Arm in full lock position. 

Three full kicks then, I lose count.

 

I think of James Bond - if he'd ever cried whilst battling a North Korean assassin.

I guessed he hadn’t, but I do.

Furious, glorious tears.

 

Ivan falls to his knees.

And only then - I let him go.

 

Both nostrils are bleeding far down into his mouth and he tries to quell the stream on his top.

Not such a lucky shirt tonight then, Mr le-coq-Sportif.

 

I see both lips quivering, as he rises from the floor, those stone-white cheeks now flushing into pink.

Once this got out - he’d be finished.

Battered by a kid two years younger than him and all with a corroborating witness present too.

 

What about his Dad?

He’s supposed to have punched a bus driver once.

No one ever knew why.

Ivan would've brought shame on the family. 

Retribution would be coming directly my way, in a twisted cycle of revenge.

 

Fireworks shot into the garden, silent phone calls in the middle of the night- it could go on for years.

The disgrace would dictate that no less would do.

“I’m feeling dizzy”, I say, raising a hand to my cheek,

“My face - its gone all numb".

 

“You mean you can’t carry on?” says keeper.

 

Ivan stops dabbing the blood from his face.

 

“You mean…..you’ve had enough?”

I nod in silent confirmation.

 

“So don’t ever crop me again, right?”

says Ivan,

“Or the same thing will happen, right?”

 

I nod again, as he stretches his blood-splattered shirt back to his face, before turning away to crawl under the wire fence of the junior's playground, before disappearing out of sight.

 

It's a performance, even Kevin Arnold would've been proud of.

 

I watch Keeper.

He's shadowboxing his reflection in the window of the second-year corridor, still wearing his goalie gloves.
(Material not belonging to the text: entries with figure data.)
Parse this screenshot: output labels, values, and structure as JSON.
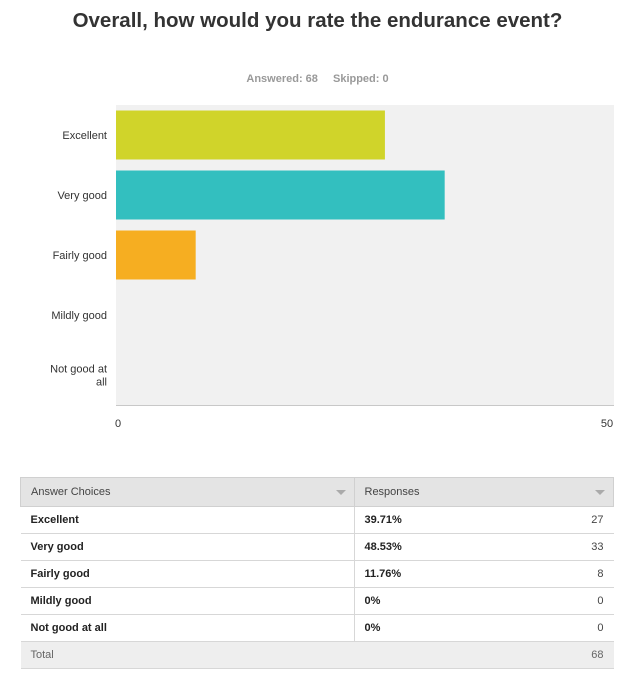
{
  "question": {
    "title": "Overall, how would you rate the endurance event?",
    "answered": "Answered: 68",
    "skipped": "Skipped: 0"
  },
  "chart_data": {
    "type": "bar",
    "orientation": "horizontal",
    "categories": [
      "Excellent",
      "Very good",
      "Fairly good",
      "Mildly good",
      "Not good at all"
    ],
    "values": [
      27,
      33,
      8,
      0,
      0
    ],
    "colors": [
      "#d0d42a",
      "#33bfbf",
      "#f6ae21",
      "#cccccc",
      "#cccccc"
    ],
    "xlim": [
      0,
      50
    ],
    "tick_labels": [
      "0",
      "50"
    ],
    "grid": false
  },
  "table": {
    "headers": [
      "Answer Choices",
      "Responses"
    ],
    "rows": [
      {
        "choice": "Excellent",
        "percent": "39.71%",
        "count": "27"
      },
      {
        "choice": "Very good",
        "percent": "48.53%",
        "count": "33"
      },
      {
        "choice": "Fairly good",
        "percent": "11.76%",
        "count": "8"
      },
      {
        "choice": "Mildly good",
        "percent": "0%",
        "count": "0"
      },
      {
        "choice": "Not good at all",
        "percent": "0%",
        "count": "0"
      }
    ],
    "total_label": "Total",
    "total_value": "68"
  }
}
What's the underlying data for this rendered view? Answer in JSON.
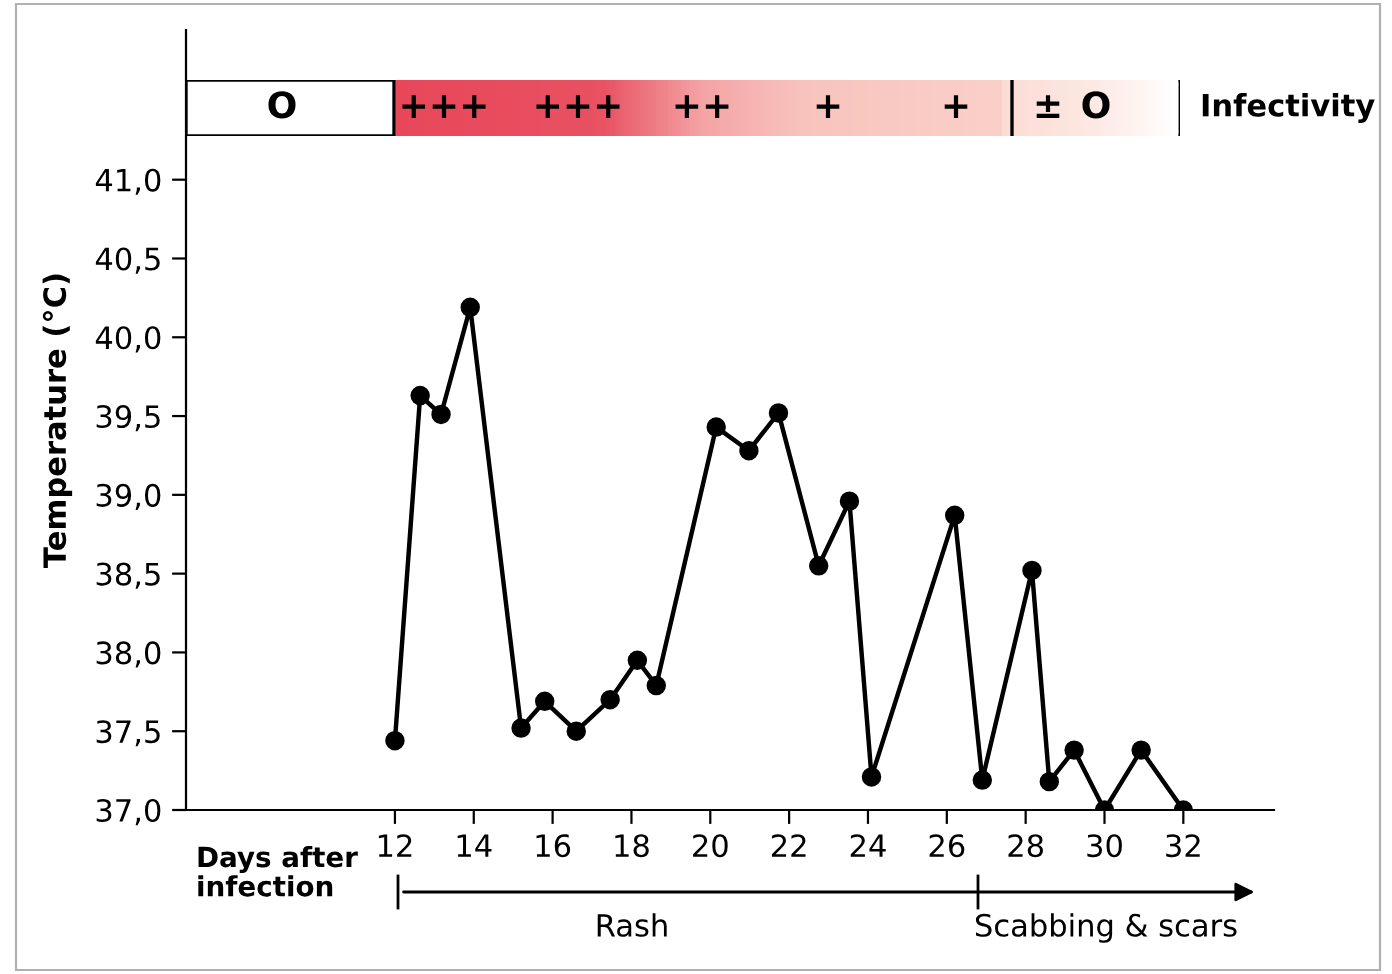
{
  "chart_data": {
    "type": "line",
    "xlabel": "Days after infection",
    "ylabel": "Temperature (°C)",
    "x": [
      12.0,
      12.64,
      13.17,
      13.91,
      15.2,
      15.8,
      16.6,
      17.46,
      18.15,
      18.63,
      20.15,
      20.98,
      21.73,
      22.75,
      23.53,
      24.09,
      26.2,
      26.9,
      28.16,
      28.6,
      29.23,
      30.0,
      30.93,
      32.0
    ],
    "series": [
      {
        "color": "#000000",
        "values": [
          37.44,
          39.63,
          39.51,
          40.19,
          37.52,
          37.69,
          37.5,
          37.7,
          37.95,
          37.79,
          39.43,
          39.28,
          39.52,
          38.55,
          38.96,
          37.21,
          38.87,
          37.19,
          38.52,
          37.18,
          37.38,
          37.0,
          37.38,
          37.0
        ]
      }
    ],
    "xlim": [
      6.7,
      34.3
    ],
    "xticks": [
      12,
      14,
      16,
      18,
      20,
      22,
      24,
      26,
      28,
      30,
      32
    ],
    "ylim": [
      37.0,
      41.95
    ],
    "yticks": [
      {
        "value": 37.0,
        "label": "37,0"
      },
      {
        "value": 37.5,
        "label": "37,5"
      },
      {
        "value": 38.0,
        "label": "38,0"
      },
      {
        "value": 38.5,
        "label": "38,5"
      },
      {
        "value": 39.0,
        "label": "39,0"
      },
      {
        "value": 39.5,
        "label": "39,5"
      },
      {
        "value": 40.0,
        "label": "40,0"
      },
      {
        "value": 40.5,
        "label": "40,5"
      },
      {
        "value": 41.0,
        "label": "41,0"
      }
    ],
    "marker": "circle",
    "line_style": "solid",
    "grid": false,
    "annotations": [
      "O",
      "+++",
      "+++",
      "++",
      "+",
      "+",
      "±",
      "O",
      "Infectivity",
      "Rash",
      "Scabbing & scars"
    ]
  }
}
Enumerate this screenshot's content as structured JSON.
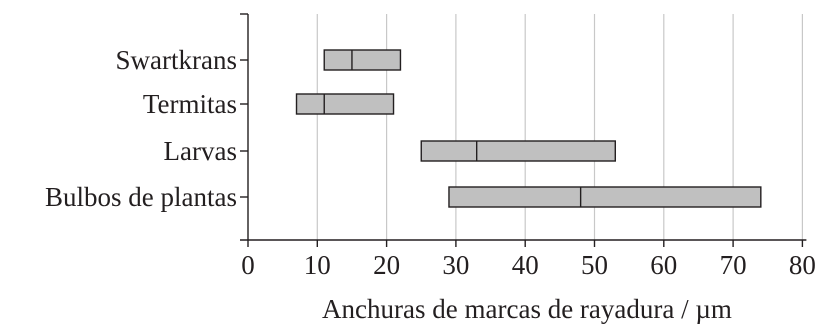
{
  "chart_data": {
    "type": "boxplot",
    "orientation": "horizontal",
    "categories": [
      "Swartkrans",
      "Termitas",
      "Larvas",
      "Bulbos de plantas"
    ],
    "series": [
      {
        "boxes": [
          {
            "category": "Swartkrans",
            "low": 11,
            "median": 15,
            "high": 22
          },
          {
            "category": "Termitas",
            "low": 7,
            "median": 11,
            "high": 21
          },
          {
            "category": "Larvas",
            "low": 25,
            "median": 33,
            "high": 53
          },
          {
            "category": "Bulbos de plantas",
            "low": 29,
            "median": 48,
            "high": 74
          }
        ]
      }
    ],
    "title": "",
    "xlabel": "Anchuras de marcas de rayadura / µm",
    "ylabel": "",
    "xlim": [
      0,
      80
    ],
    "xticks": [
      0,
      10,
      20,
      30,
      40,
      50,
      60,
      70,
      80
    ],
    "grid": "vertical",
    "colors": {
      "box_fill": "#c0c0c0",
      "stroke": "#231f20",
      "grid": "#c8c8c8",
      "background": "#ffffff"
    }
  }
}
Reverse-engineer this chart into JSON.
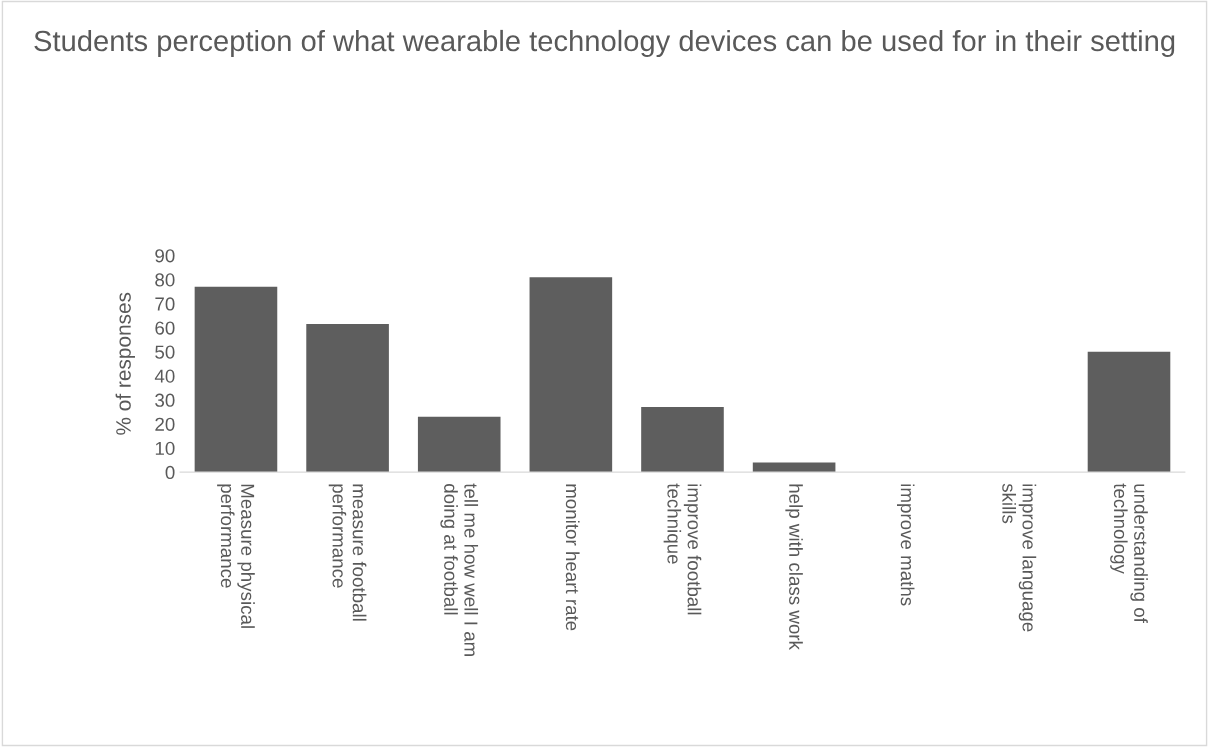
{
  "chart_data": {
    "type": "bar",
    "title": "Students perception of what wearable technology devices can be used for in their setting",
    "ylabel": "% of responses",
    "categories": [
      "Measure physical performance",
      "measure football performance",
      "tell me how well I am doing at football",
      "monitor heart rate",
      "improve football technique",
      "help with class work",
      "improve maths",
      "improve language skills",
      "understanding of technology"
    ],
    "values": [
      77,
      61.5,
      23,
      81,
      27,
      4,
      0,
      0,
      50
    ],
    "color": "#5e5e5e",
    "ylim": [
      0,
      90
    ],
    "yticks": [
      0,
      10,
      20,
      30,
      40,
      50,
      60,
      70,
      80,
      90
    ],
    "grid": false,
    "legend": false
  }
}
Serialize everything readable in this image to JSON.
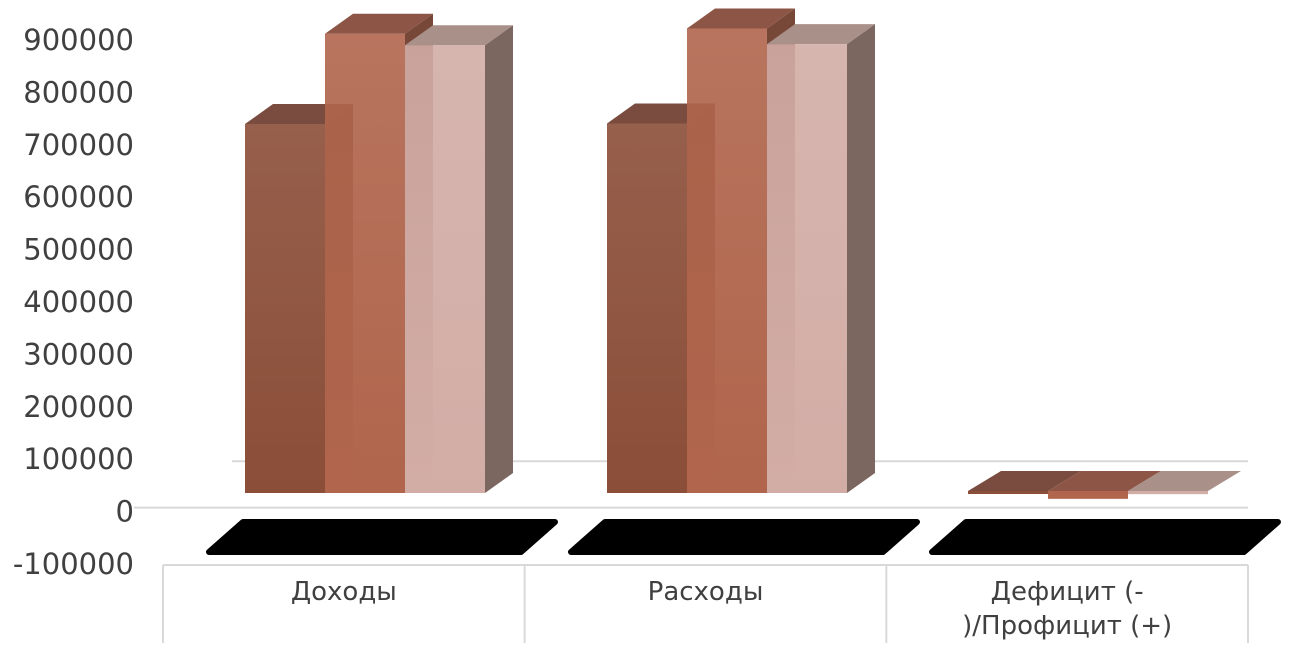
{
  "chart_data": {
    "type": "bar",
    "categories": [
      "Доходы",
      "Расходы",
      "Дефицит (-\n)/Профицит (+)"
    ],
    "series": [
      {
        "values": [
          707000,
          708000,
          -3000
        ]
      },
      {
        "values": [
          880000,
          890000,
          -15000
        ]
      },
      {
        "values": [
          858000,
          860000,
          -6000
        ]
      }
    ],
    "ylim": [
      -100000,
      900000
    ],
    "y_ticks": [
      "900000",
      "800000",
      "700000",
      "600000",
      "500000",
      "400000",
      "300000",
      "200000",
      "100000",
      "0",
      "-100000"
    ],
    "grid": true,
    "legend": "none",
    "colors": {
      "series_front": [
        "#8b4e38",
        "#b0654c",
        "#d2ada6"
      ],
      "series_top": [
        "#7a4c40",
        "#8d5545",
        "#a99089"
      ],
      "series_side": [
        "#6a4438",
        "#774838",
        "#7c6660"
      ],
      "floor_shadow": "#000000",
      "axis_text": "#404040",
      "grid_line": "#d9d9d9"
    }
  }
}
There's no corroborating witnesses now, and not a dinner lady for miles.

"Why you staring at me like that?" he says, and takes slow steps backward towards the wire fence.

 

It'd be quick - he wouldn't even see it coming.

 

"It's not my fault”, he says, "you quit - you lose. That's the rule."

 

Oh, he's getting it all right.

 

But not today.

The adrenaline melts to an opiate haze and I watch the breeze unravel a nest of blonde hair from my fingers, sending it tumbling into the evening shadows.

 

Today - losing doesn't taste that bad.